# Low watt JTM45 build?



## zerorez (Jul 4, 2008)

Any amp builders in Canada offer a low watt marshall JTM45 build with 6V6 output tubes in the range of 15 watts?


----------



## Louis (Apr 26, 2008)

I know a great amp builder who built me my JTM 45,
His name is Jf Laplante , he lives near Montreal close to Gatineau-Ottawa

Let me know if interested, he's a good friend of mine


Louis


----------



## Louis (Apr 26, 2008)

I got his email if you have any questions to ask
even if you don't choose him ,he will help


[email protected]


----------



## traynor_garnet (Feb 22, 2006)

At the risk of spamming, _this can_ me modded for 6v6s _very _easily. Voila, low powered JTM 45.

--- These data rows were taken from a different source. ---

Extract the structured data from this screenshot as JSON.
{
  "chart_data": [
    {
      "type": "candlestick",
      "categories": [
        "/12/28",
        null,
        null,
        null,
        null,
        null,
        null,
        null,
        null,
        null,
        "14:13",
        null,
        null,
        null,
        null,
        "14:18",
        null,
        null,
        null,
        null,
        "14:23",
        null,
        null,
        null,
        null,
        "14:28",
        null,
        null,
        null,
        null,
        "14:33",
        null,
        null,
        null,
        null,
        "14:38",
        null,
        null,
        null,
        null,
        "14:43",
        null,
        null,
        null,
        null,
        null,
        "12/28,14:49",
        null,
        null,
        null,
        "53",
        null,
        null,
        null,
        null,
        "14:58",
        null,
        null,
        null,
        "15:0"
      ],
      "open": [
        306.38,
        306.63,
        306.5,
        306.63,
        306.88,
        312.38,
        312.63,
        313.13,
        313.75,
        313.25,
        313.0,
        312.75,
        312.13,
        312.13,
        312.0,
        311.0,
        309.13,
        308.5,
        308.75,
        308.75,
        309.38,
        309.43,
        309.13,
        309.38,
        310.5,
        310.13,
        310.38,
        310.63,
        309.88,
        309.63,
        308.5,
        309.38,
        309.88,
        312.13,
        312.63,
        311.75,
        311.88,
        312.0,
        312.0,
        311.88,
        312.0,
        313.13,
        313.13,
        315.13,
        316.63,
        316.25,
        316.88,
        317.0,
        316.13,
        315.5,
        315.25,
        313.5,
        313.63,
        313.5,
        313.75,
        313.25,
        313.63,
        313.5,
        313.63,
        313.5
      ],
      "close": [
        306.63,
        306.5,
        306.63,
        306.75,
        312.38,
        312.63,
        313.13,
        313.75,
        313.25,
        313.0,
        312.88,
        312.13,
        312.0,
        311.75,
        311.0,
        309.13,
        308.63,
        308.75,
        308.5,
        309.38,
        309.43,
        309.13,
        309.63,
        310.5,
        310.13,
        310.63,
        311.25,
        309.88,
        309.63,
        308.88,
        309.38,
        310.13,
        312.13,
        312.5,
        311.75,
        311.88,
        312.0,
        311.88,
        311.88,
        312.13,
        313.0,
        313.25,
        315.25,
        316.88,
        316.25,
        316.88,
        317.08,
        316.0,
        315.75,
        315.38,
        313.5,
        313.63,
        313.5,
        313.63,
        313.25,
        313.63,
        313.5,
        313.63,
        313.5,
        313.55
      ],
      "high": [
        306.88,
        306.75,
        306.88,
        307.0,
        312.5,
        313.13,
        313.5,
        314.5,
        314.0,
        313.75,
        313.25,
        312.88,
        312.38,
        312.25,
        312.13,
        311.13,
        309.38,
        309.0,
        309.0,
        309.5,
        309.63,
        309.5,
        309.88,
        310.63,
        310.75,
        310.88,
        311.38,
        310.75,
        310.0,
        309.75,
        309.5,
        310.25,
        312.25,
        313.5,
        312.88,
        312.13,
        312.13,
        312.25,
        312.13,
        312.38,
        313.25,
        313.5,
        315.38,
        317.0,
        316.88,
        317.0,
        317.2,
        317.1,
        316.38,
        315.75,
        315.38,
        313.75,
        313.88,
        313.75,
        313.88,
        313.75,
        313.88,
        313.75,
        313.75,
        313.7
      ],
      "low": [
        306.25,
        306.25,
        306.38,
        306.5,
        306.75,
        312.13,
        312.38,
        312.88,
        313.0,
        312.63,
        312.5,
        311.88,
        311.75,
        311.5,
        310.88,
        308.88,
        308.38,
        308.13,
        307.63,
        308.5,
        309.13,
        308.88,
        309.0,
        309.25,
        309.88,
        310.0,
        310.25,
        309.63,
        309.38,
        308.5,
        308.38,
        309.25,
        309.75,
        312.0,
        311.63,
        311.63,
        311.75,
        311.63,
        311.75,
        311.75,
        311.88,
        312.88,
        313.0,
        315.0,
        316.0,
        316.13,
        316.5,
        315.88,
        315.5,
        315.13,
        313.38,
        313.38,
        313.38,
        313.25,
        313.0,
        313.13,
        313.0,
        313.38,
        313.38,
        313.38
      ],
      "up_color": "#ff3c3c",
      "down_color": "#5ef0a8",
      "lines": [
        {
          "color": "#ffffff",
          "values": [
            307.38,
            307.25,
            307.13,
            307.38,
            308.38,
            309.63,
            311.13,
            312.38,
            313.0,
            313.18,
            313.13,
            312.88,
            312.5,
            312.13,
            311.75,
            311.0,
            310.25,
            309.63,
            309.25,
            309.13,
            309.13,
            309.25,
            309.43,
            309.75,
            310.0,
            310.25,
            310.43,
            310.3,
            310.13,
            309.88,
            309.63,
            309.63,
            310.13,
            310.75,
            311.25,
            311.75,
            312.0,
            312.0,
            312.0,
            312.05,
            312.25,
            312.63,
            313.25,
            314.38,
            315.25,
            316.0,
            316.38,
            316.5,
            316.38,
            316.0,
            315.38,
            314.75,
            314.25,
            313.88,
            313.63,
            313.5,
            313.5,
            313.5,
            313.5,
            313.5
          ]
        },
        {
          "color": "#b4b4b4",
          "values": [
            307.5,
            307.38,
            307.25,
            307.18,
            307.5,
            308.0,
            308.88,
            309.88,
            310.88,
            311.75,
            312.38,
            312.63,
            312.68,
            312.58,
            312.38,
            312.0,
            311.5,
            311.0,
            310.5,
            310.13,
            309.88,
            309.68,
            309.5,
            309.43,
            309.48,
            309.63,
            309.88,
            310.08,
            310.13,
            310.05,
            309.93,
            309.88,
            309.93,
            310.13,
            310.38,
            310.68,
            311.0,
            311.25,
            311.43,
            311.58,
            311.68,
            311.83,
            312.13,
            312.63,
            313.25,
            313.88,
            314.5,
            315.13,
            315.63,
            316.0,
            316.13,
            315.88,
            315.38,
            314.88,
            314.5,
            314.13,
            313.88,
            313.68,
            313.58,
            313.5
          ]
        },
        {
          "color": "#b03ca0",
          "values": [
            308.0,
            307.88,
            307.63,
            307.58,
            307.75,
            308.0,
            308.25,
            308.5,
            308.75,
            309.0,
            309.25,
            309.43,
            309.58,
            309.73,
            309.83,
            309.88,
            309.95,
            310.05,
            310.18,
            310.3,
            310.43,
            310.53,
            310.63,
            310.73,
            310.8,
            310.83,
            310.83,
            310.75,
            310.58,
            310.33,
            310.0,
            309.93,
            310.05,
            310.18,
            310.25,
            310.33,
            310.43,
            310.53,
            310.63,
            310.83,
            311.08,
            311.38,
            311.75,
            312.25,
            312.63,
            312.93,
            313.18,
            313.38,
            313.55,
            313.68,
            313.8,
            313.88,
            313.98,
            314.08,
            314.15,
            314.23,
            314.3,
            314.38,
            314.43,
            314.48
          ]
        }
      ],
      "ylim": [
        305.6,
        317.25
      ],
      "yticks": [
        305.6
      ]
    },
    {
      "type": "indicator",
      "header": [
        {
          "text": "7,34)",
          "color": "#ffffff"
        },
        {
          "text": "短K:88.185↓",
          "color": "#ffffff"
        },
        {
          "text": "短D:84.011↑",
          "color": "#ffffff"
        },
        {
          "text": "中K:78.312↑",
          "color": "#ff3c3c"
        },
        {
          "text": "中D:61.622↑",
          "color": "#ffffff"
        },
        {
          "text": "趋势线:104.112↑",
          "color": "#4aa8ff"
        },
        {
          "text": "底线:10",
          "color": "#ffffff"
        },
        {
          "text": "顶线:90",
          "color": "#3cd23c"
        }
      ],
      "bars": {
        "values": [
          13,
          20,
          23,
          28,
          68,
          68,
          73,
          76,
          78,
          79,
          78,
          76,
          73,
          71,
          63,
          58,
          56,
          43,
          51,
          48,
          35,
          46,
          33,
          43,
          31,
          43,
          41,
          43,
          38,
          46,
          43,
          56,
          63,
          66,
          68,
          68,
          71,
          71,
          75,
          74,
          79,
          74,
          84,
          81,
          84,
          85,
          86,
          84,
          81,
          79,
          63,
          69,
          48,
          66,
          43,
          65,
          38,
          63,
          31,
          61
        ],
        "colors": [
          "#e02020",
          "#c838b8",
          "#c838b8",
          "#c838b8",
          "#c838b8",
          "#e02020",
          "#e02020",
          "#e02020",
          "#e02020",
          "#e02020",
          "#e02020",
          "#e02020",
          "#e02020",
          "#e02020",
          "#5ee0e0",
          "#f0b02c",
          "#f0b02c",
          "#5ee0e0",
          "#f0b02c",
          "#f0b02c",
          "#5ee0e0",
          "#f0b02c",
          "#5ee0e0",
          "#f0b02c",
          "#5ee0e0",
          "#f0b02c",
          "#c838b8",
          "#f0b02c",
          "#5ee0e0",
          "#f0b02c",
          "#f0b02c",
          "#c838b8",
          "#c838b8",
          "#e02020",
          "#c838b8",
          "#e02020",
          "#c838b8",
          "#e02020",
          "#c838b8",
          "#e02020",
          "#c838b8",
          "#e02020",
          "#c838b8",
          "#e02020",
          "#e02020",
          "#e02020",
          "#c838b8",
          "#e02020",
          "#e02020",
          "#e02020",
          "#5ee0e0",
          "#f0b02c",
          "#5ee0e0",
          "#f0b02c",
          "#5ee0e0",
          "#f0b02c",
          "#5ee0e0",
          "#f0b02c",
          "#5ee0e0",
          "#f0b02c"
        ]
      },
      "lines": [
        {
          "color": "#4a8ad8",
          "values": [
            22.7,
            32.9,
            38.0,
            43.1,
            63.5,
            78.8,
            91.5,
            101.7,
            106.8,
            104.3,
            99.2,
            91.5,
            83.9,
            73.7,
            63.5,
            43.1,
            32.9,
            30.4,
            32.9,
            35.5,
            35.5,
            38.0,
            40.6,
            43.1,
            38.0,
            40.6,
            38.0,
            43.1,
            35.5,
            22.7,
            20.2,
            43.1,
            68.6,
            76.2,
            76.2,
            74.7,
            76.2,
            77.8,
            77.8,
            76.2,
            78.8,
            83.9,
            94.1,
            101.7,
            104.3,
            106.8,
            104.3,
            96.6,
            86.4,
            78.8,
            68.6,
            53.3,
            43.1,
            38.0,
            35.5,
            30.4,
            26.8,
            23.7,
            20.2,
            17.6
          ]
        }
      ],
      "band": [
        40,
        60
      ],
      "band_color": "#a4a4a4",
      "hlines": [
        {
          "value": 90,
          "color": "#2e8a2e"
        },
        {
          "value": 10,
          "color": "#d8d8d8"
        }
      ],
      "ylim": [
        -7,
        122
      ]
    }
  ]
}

http://www.guitarscanada.com/showth...ipt-Logo-Tube-Rectified-Bassmaster&highlight=

TG


----------



## keto (May 23, 2006)

Trinity's 18 watter can be built at least 4, maybe 5 different ways, ie, TMB, etc. They don't detail it that much on their sales page but their forum is full of info.


----------



## zerorez (Jul 4, 2008)

Thanks Keto, I posted the same question over on the Trinity forum for Stephen.


----------



## WCGill (Mar 27, 2009)

Just finished one last night, not a kit however.


----------